Décompensation depuis 2012 : l’énergie en baisse, l’alimentaire en hausse!

Une note gouvernementale couvrant la période 2012–2025 met en évidence un rééquilibrage progressif du régime marocain de compensation : le soutien énergétique se contracte par unité, tandis que les dépenses liées aux produits alimentaires prennent davantage de place dans l’effort budgétaire, notamment sous l’effet de la dépendance aux importations et de la volatilité agricole.
Au cœur du dispositif, un produit continue de dominer : le gaz butane, et plus précisément la bonbonne de 12 kg, toujours considérée comme l’unité de référence du système de subvention.
Butane : une subvention unitaire en baisse, mais une facture toujours lourde
Selon la note, le soutien moyen accordé à la bonbonne de 12 kg suit une tendance baissière sur le long terme. Il serait passé de 79 dirhams en 2014 à 61 dirhams en 2024, signe d’un ajustement graduel du transfert énergétique.
Mais cette baisse unitaire ne signifie pas un allègement net de la charge publique. Sur la période récente, la facture du butane reste durablement élevée : plus d’un milliard de dirhams par an entre 2019 et 2024, avec des niveaux qui se maintiennent autour de 1,14 à 1,24 milliard de dirhams selon les années.
Autrement dit, même avec une subvention “par bonbonne” moins généreuse, le butane continue d’occuper une place centrale dans l’équation budgétaire.
Sucre : une dépendance accrue et des dépenses qui explosent par à-coups
Le même document souligne une évolution plus heurtée dans la filière sucrière. Le point le plus marquant est la baisse de la capacité de couverture de la demande par la production nationale : le taux de couverture aurait reculé jusqu’à 15% en 2024, avant un redressement partiel en 2025.
Cette fragilisation se traduit par une compensation plus instable, avec des montants qui bondissent en fonction des prix internationaux et des besoins d’approvisionnement.

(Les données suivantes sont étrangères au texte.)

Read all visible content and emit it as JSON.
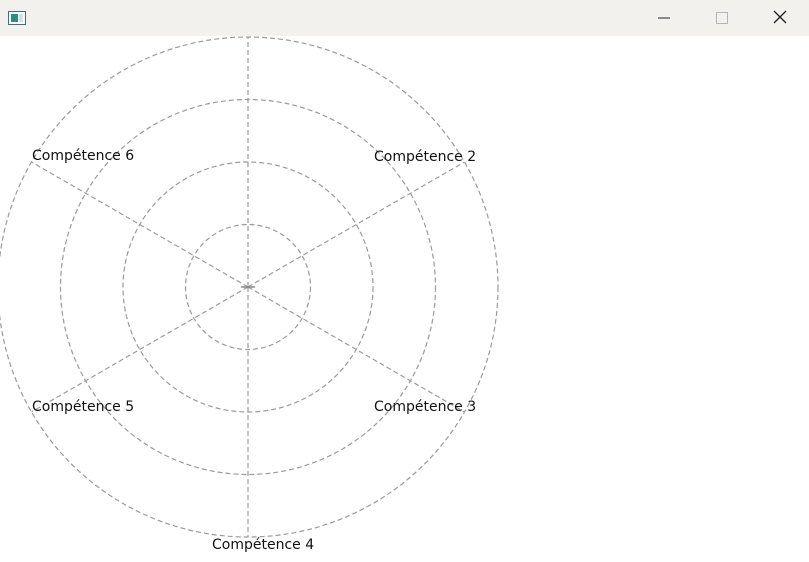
{
  "window": {
    "icons": {
      "app": "app-window-icon",
      "minimize": "minimize-icon",
      "maximize": "maximize-icon",
      "close": "close-icon"
    }
  },
  "radar": {
    "axes": [
      "",
      "Compétence 2",
      "Compétence 3",
      "Compétence 4",
      "Compétence 5",
      "Compétence 6"
    ],
    "rings": 4,
    "grid": true,
    "grid_style": "dashed",
    "grid_color": "#9a9a9a"
  },
  "colors": {
    "titlebar": "#f3f1ed",
    "background": "#ffffff",
    "grid": "#9a9a9a",
    "text": "#111111"
  }
}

La compensation du sucre à la consommation affiche ainsi des pics importants, dépassant 2,5 milliards de dirhams en 2023, avant de refluer tout en restant élevée.
En parallèle, la compensation liée à l’importation du sucre connaît elle aussi des à-coups spectaculaires, avec un pic signalé à plus de 700 millions de dirhams en 2021/2022, niveau exceptionnel dans la série.
Céréales : volatilité agricole et soutien permanent à la farine
Côté céréales, la note met en avant une réalité structurelle : les rendements agricoles fluctuent fortement selon les campagnes, ce qui rend le système de soutien quasi permanent.
Le blé tendre, base de la farine nationale, illustre cette logique. Même lorsque la production est au rendez-vous, la collecte reste inférieure aux volumes produits, alimentant un schéma où l’État continue de soutenir les maillons clés : moulins, stockage, transport et logistique.
Résultat : les dépenses liées au blé tendre et à la farine marocaine dépassent régulièrement 1,2 à 1,5 milliard de dirhams par an sur la période récente, confirmant que l’alimentaire représente désormais un poste budgétaire majeur, au même titre que l’énergie.
Ce que révèle la note : une compensation moins énergétique, mais pas moins coûteuse
En filigrane, la note décrit un modèle qui évolue sans se réduire réellement. Le transfert énergétique se contracte progressivement dans sa forme unitaire, mais reste massif en volume. Dans le même temps, la compensation alimentaire devient plus lourde et plus instable, car elle dépend :
- du climat et des rendements agricoles,
- des importations,
- des prix mondiaux,
- et de la capacité de production locale à couvrir la demande.
Au final, la compensation marocaine apparaît comme un système en transition : moins concentré sur l’énergie qu’auparavant, mais toujours structuré autour du butane, tout en étant de plus en plus exposé aux tensions sur les produits alimentaires.